Wall Street was mixed as shares of insurance and oil companies including Travelers fell while those of home improvement chains including Home Depot gained as investors tried to asses the catastrophic impact of hurricane Harvey on the Texas economy.
In 3.16pm trading in New York, the Dow Jones Industrial Average fell 0.13 per cent. However, the Nasdaq Composite Index rose 0.16 per cent. In 3.02pm trading, the Standard & Poor's 500 Index drift 0.01 per cent lower.
Wall Street's fear gauge - the CBOE Volatility Index - rose 2.3 per cent to 11.54.
"The economic impact of Hurricane Harvey is still very hard to determine," Matt Maley, an equity analyst at Miller Tabak & Co wrote in a note to clients Monday, Bloomberg reported.
"It's going to be a while before we know how much of an impact it will have.
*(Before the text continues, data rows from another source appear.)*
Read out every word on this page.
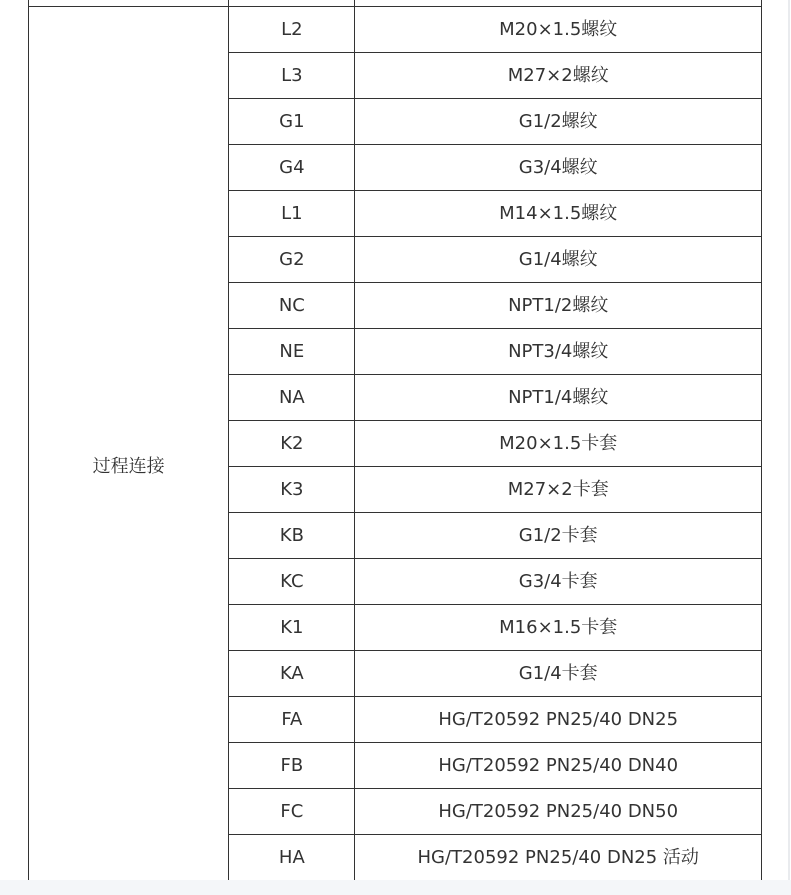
过程连接	L2	M20×1.5螺纹
	L3	M27×2螺纹
	G1	G1/2螺纹
	G4	G3/4螺纹
	L1	M14×1.5螺纹
	G2	G1/4螺纹
	NC	NPT1/2螺纹
	NE	NPT3/4螺纹
	NA	NPT1/4螺纹
	K2	M20×1.5卡套
	K3	M27×2卡套
	KB	G1/2卡套
	KC	G3/4卡套
	K1	M16×1.5卡套
	KA	G1/4卡套
	FA	HG/T20592 PN25/40 DN25
	FB	HG/T20592 PN25/40 DN40
	FC	HG/T20592 PN25/40 DN50
	HA	HG/T20592 PN25/40 DN25 活动
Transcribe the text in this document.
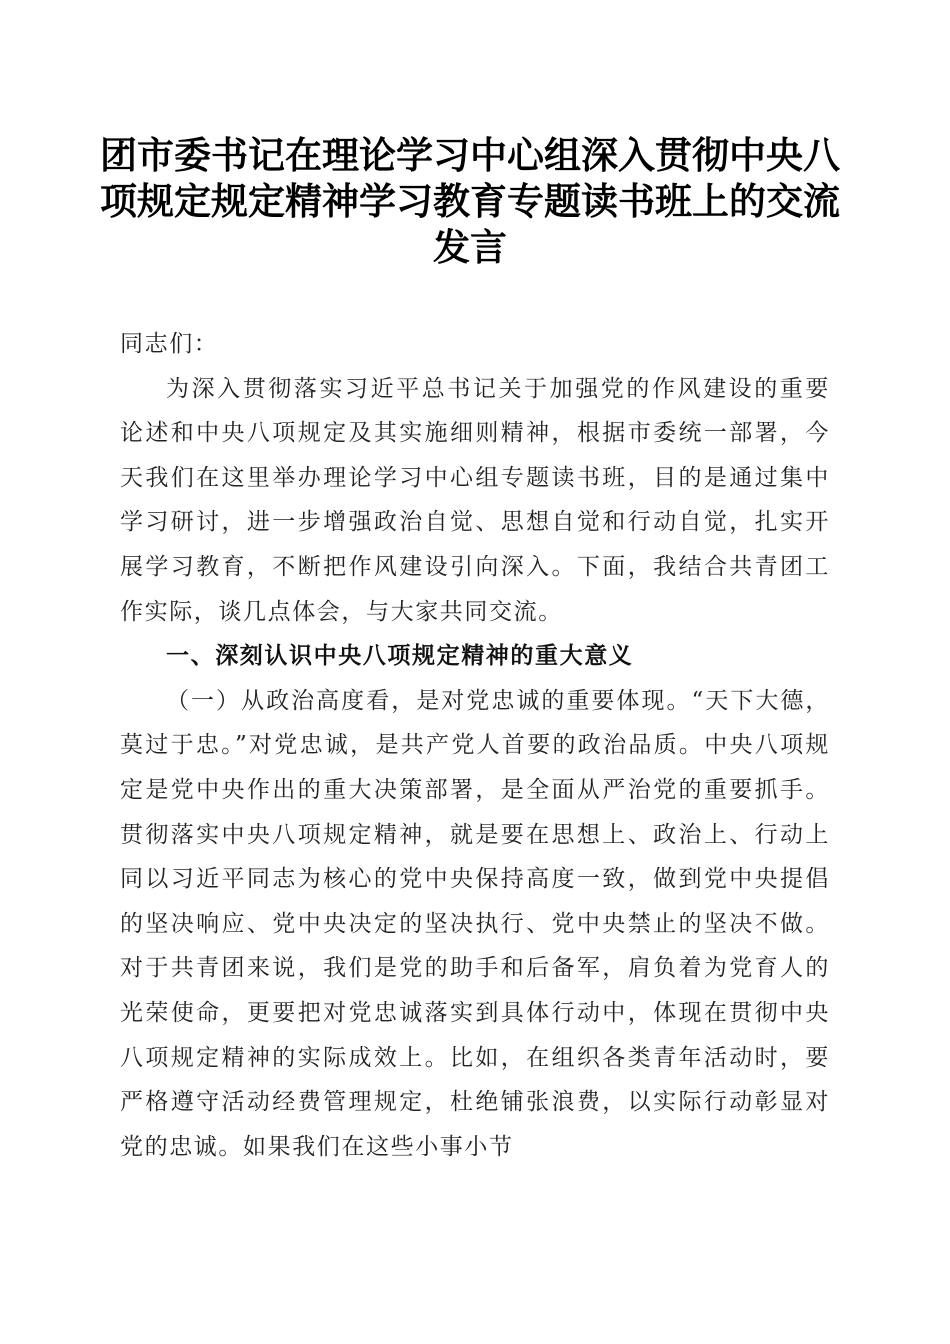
团市委书记在理论学习中心组深入贯彻中央八项规定规定精神学习教育专题读书班上的交流发言

同志们：

为深入贯彻落实习近平总书记关于加强党的作风建设的重要论述和中央八项规定及其实施细则精神，根据市委统一部署，今天我们在这里举办理论学习中心组专题读书班，目的是通过集中学习研讨，进一步增强政治自觉、思想自觉和行动自觉，扎实开展学习教育，不断把作风建设引向深入。下面，我结合共青团工作实际，谈几点体会，与大家共同交流。

一、深刻认识中央八项规定精神的重大意义

（一）从政治高度看，是对党忠诚的重要体现。“天下大德，莫过于忠。”对党忠诚，是共产党人首要的政治品质。中央八项规定是党中央作出的重大决策部署，是全面从严治党的重要抓手。贯彻落实中央八项规定精神，就是要在思想上、政治上、行动上同以习近平同志为核心的党中央保持高度一致，做到党中央提倡的坚决响应、党中央决定的坚决执行、党中央禁止的坚决不做。对于共青团来说，我们是党的助手和后备军，肩负着为党育人的光荣使命，更要把对党忠诚落实到具体行动中，体现在贯彻中央八项规定精神的实际成效上。比如，在组织各类青年活动时，要严格遵守活动经费管理规定，杜绝铺张浪费，以实际行动彰显对党的忠诚。如果我们在这些小事小节
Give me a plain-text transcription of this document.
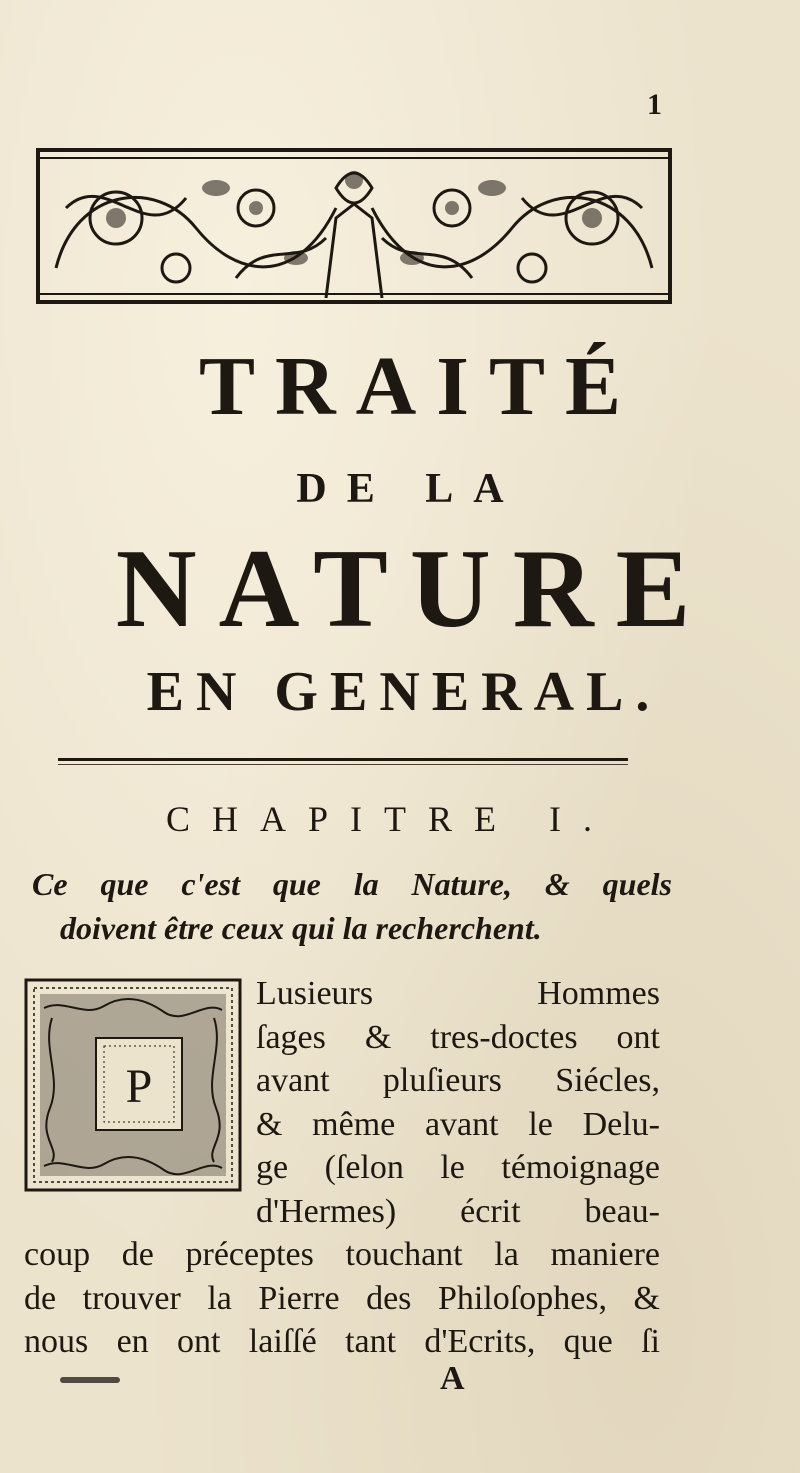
1
TRAITÉ
DE LA
NATURE
EN GENERAL.
CHAPITRE I.
Ce que c'est que la Nature, & quels
doivent être ceux qui la recherchent.
P
Lusieurs Hommes
ſages & tres-doctes ont
avant pluſieurs Siécles,
& même avant le Delu-
ge (ſelon le témoignage
d'Hermes) écrit beau-
coup de préceptes touchant la maniere
de trouver la Pierre des Philoſophes, &
nous en ont laiſſé tant d'Ecrits, que ſi
A
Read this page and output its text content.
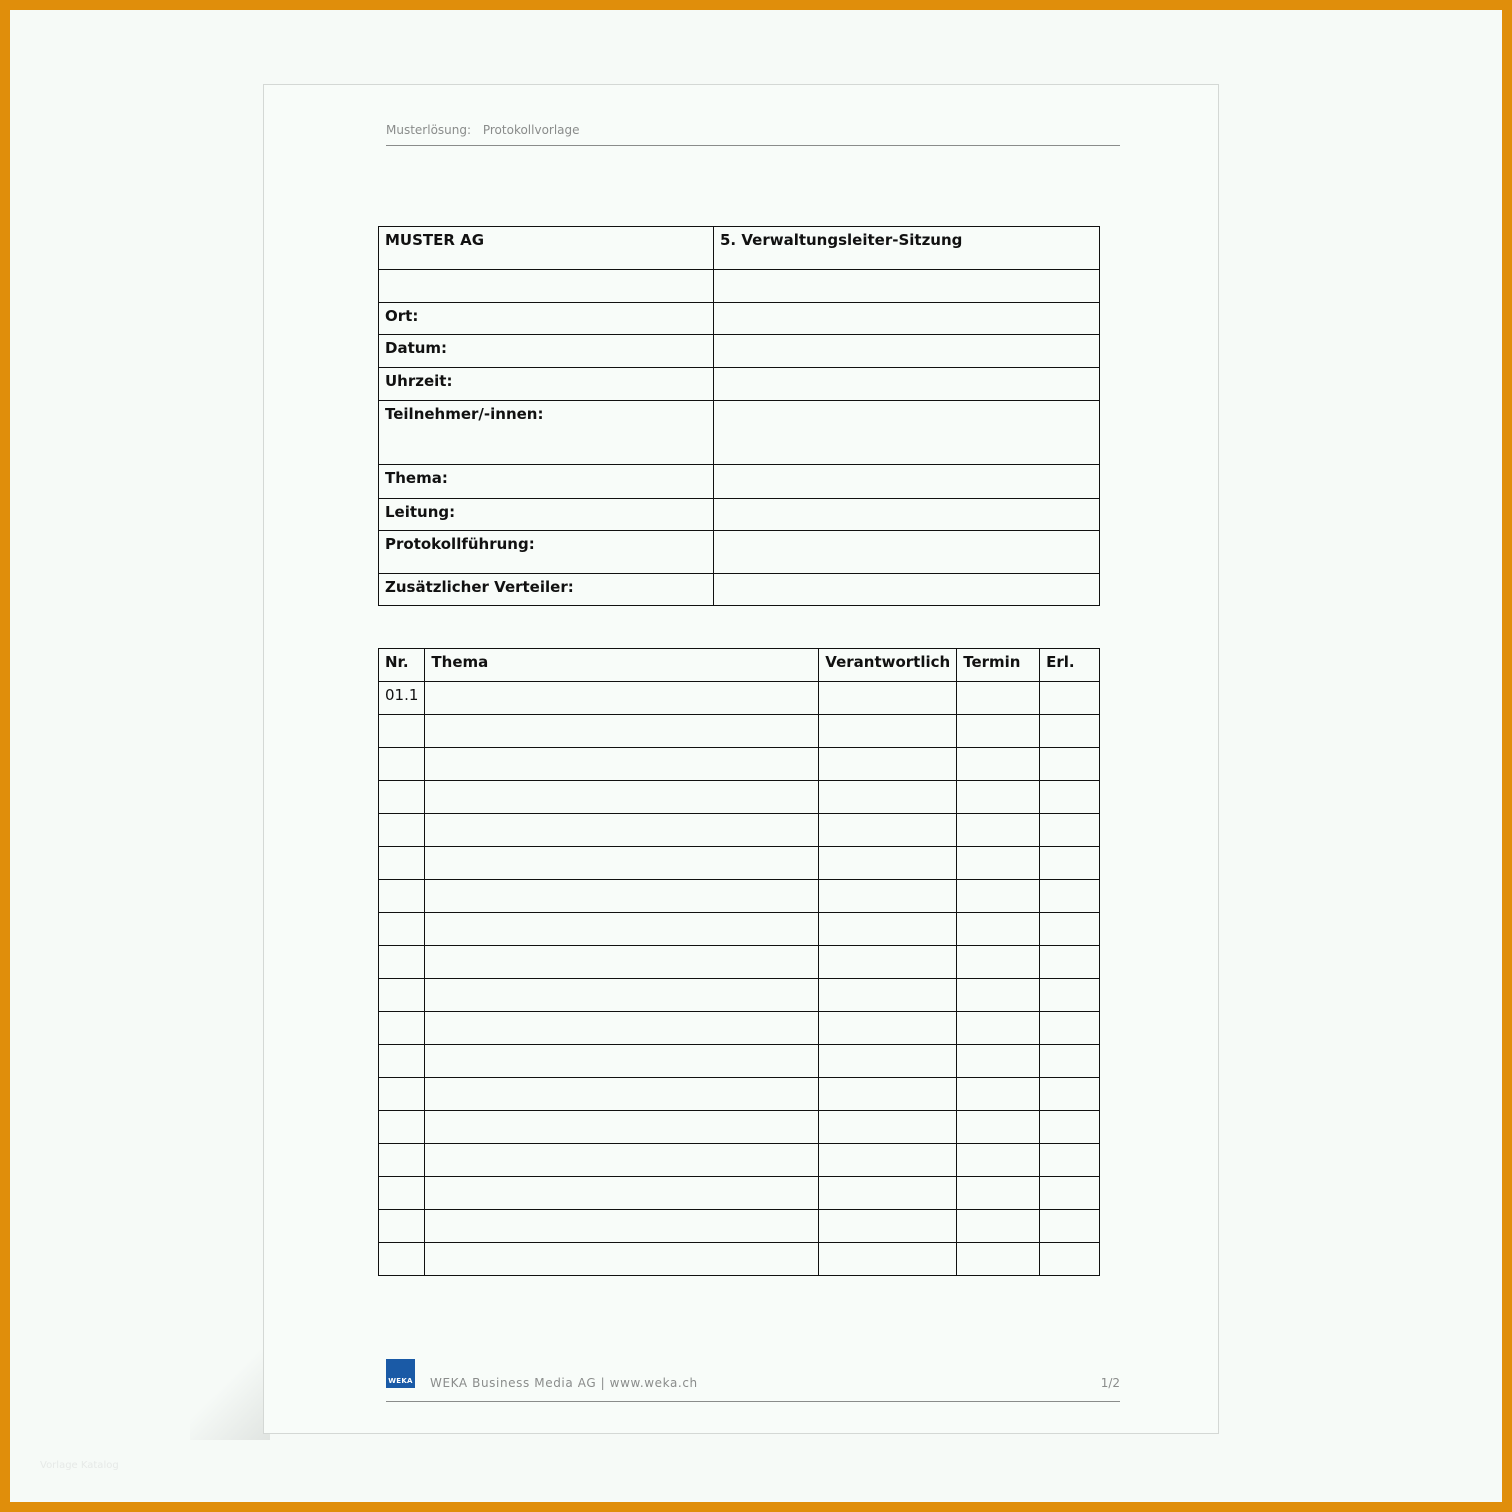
Musterlösung: Protokollvorlage
MUSTER AG	5. Verwaltungsleiter-Sitzung

Ort:	
Datum:	
Uhrzeit:	
Teilnehmer/-innen:	
Thema:	
Leitung:	
Protokollführung:	
Zusätzlicher Verteiler:	
Nr.	Thema	Verantwortlich	Termin	Erl.
01.1				

WEKA WEKA Business Media AG | www.weka.ch	1/2
Vorlage Katalog
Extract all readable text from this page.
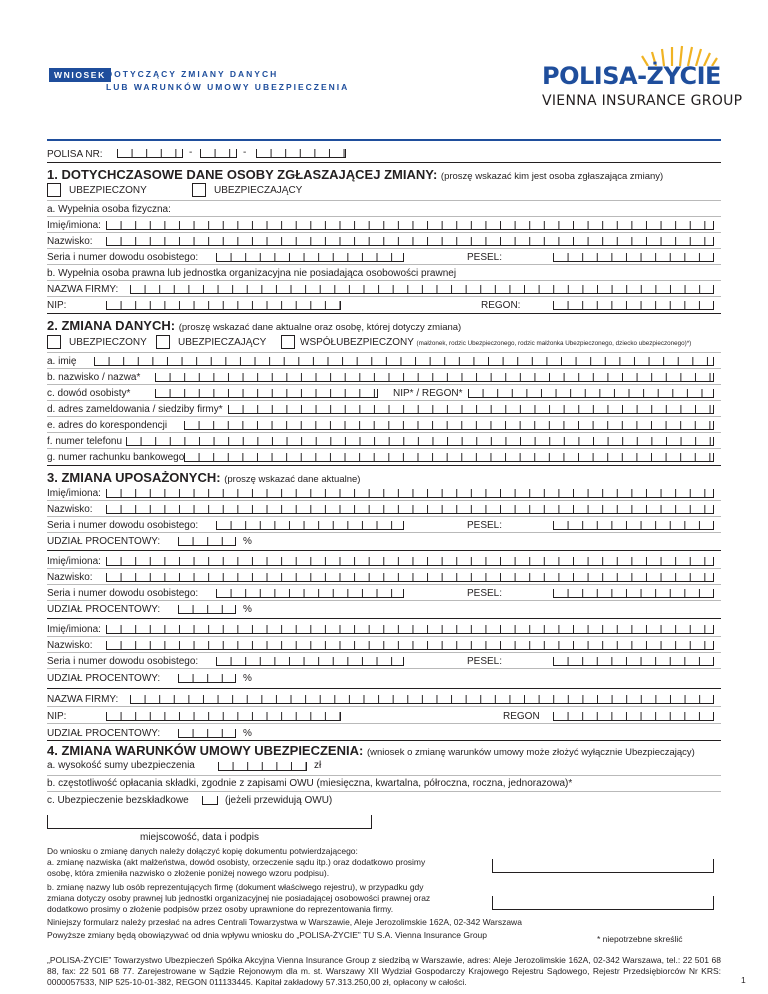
WNIOSEK DOTYCZĄCY ZMIANY DANYCH
LUB WARUNKÓW UMOWY UBEZPIECZENIA	POLISA-ŻYCIE
VIENNA INSURANCE GROUP
POLISA NR:	-	-
1. DOTYCHCZASOWE DANE OSOBY ZGŁASZAJĄCEJ ZMIANY: (proszę wskazać kim jest osoba zgłaszająca zmiany)
UBEZPIECZONY	UBEZPIECZAJĄCY
a. Wypełnia osoba fizyczna:
Imię/imiona:
Nazwisko:
Seria i numer dowodu osobistego:	PESEL:
b. Wypełnia osoba prawna lub jednostka organizacyjna nie posiadająca osobowości prawnej
NAZWA FIRMY:
NIP:	REGON:
2. ZMIANA DANYCH: (proszę wskazać dane aktualne oraz osobę, której dotyczy zmiana)
UBEZPIECZONY	UBEZPIECZAJĄCY	WSPÓŁUBEZPIECZONY (małżonek, rodzic Ubezpieczonego, rodzic małżonka Ubezpieczonego, dziecko ubezpieczonego)*)
a. imię
b. nazwisko / nazwa*
c. dowód osobisty*	NIP* / REGON*
d. adres zameldowania / siedziby firmy*
e. adres do korespondencji
f. numer telefonu
g. numer rachunku bankowego
3. ZMIANA UPOSAŻONYCH: (proszę wskazać dane aktualne)
Imię/imiona:
Nazwisko:
Seria i numer dowodu osobistego:	PESEL:
UDZIAŁ PROCENTOWY:	%
Imię/imiona:
Nazwisko:
Seria i numer dowodu osobistego:	PESEL:
UDZIAŁ PROCENTOWY:	%
Imię/imiona:
Nazwisko:
Seria i numer dowodu osobistego:	PESEL:
UDZIAŁ PROCENTOWY:	%
NAZWA FIRMY:
NIP:	REGON
UDZIAŁ PROCENTOWY:	%
4. ZMIANA WARUNKÓW UMOWY UBEZPIECZENIA: (wniosek o zmianę warunków umowy może złożyć wyłącznie Ubezpieczający)
a. wysokość sumy ubezpieczenia	zł
b. częstotliwość opłacania składki, zgodnie z zapisami OWU (miesięczna, kwartalna, półroczna, roczna, jednorazowa)*
c. Ubezpieczenie bezskładkowe	(jeżeli przewidują OWU)
miejscowość, data i podpis
Do wniosku o zmianę danych należy dołączyć kopię dokumentu potwierdzającego:
a. zmianę nazwiska (akt małżeństwa, dowód osobisty, orzeczenie sądu itp.) oraz dodatkowo prosimy
osobę, która zmieniła nazwisko o złożenie poniżej nowego wzoru podpisu).
b. zmianę nazwy lub osób reprezentujących firmę (dokument właściwego rejestru), w przypadku gdy
zmiana dotyczy osoby prawnej lub jednostki organizacyjnej nie posiadającej osobowości prawnej oraz
dodatkowo prosimy o złożenie podpisów przez osoby uprawnione do reprezentowania firmy.
Niniejszy formularz należy przesłać na adres Centrali Towarzystwa w Warszawie, Aleje Jerozolimskie 162A, 02-342 Warszawa
Powyższe zmiany będą obowiązywać od dnia wpływu wniosku do „POLISA-ŻYCIE” TU S.A. Vienna Insurance Group	* niepotrzebne skreślić
„POLISA-ŻYCIE” Towarzystwo Ubezpieczeń Spółka Akcyjna Vienna Insurance Group z siedzibą w Warszawie, adres: Aleje Jerozolimskie 162A, 02-342 Warszawa, tel.: 22 501 68 88, fax: 22 501 68 77. Zarejestrowane w Sądzie Rejonowym dla m. st. Warszawy XII Wydział Gospodarczy Krajowego Rejestru Sądowego, Rejestr Przedsiębiorców Nr KRS: 0000057533, NIP 525-10-01-382, REGON 011133445. Kapitał zakładowy 57.313.250,00 zł, opłacony w całości.	1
The 'clean-up' and 'rebuild' after these disasters actually have a positive impact on the economy in certain ways."
US crude oil futures dropped while gasoline prices climbed as Harvey devastated Houston and battered the Gulf Coast.
"The reduced inputs to those Gulf refineries will result in an increase in crude inventories," Tony Headrick, energy market analyst at CHS Hedging, told Reuters. "That outweighs the outages in crude oil production from the storm."
The Dow moved lower as declines in shares of Travelers and those of Goldman Sachs, down 2.8 per cent and 1.4 per cent respectively, outweighed gains in shares of Home Depot and those of Apple, up 1.3 per cent and 1 per cent respectively recently.
Shares of Amazon traded higher, up 0.1 per cent as of 3.22pm, as the new owner of Whole Foods Market slashed the grocery chain's prices on popular items like avocados and apples by a third, according to Reuters, while prices on some items were cut as much as 43 per cent, according to Bloomberg.
The new Whole Foods prices, in some cases, were lower than those at a nearby Ralphs, a grocery store owned by Kroger which has a reputation for competing aggressively on price, Reuters reported.
Shares of Expedia dropped, trading 4.4 per cent weaker as of 3.26pm in New York, after reports that its CEO Dara Khosrowshahi will be leaving the company to run Uber Technologies.
"It's definitely a loss for Expedia," Douglas Quinby, of the research firm Phocuswright, told Bloomberg. "Dara's a rock star; the Expedia story over the past decade is an extraordinary one. However, he's also built a pretty deep bench."
Quinby said CFO Mark Okerstrom is a likely candidate to replace him.
Tyson Foods, the largest US poultry producer, said US securities regulators concluded an investigation into the company's alleged collusion on poultry prices.
Tyson Foods said it received a letter dated August 22, 2017 from the Securities and Exchange Commission about the previously disclosed investigation of the company.
"The letter stated that the SEC staff has concluded its investigation and that, based on the information it has as of that date, it does not intend to recommend an enforcement action by the SEC against Tyson," the company said in a statement.
The stock traded 1.3 per cent weaker at US$62.41 as of 2.24pm in New York.
In Europe, the Stoxx 600 Index finished the session with a 0.5 per cent drop from the previous close. The UK's FTSE 100 Index fell 0.1 per cent, Germany's DAX Index declined 0.4 per cent, while France's CAC 40 Index slid 0.5 per cent.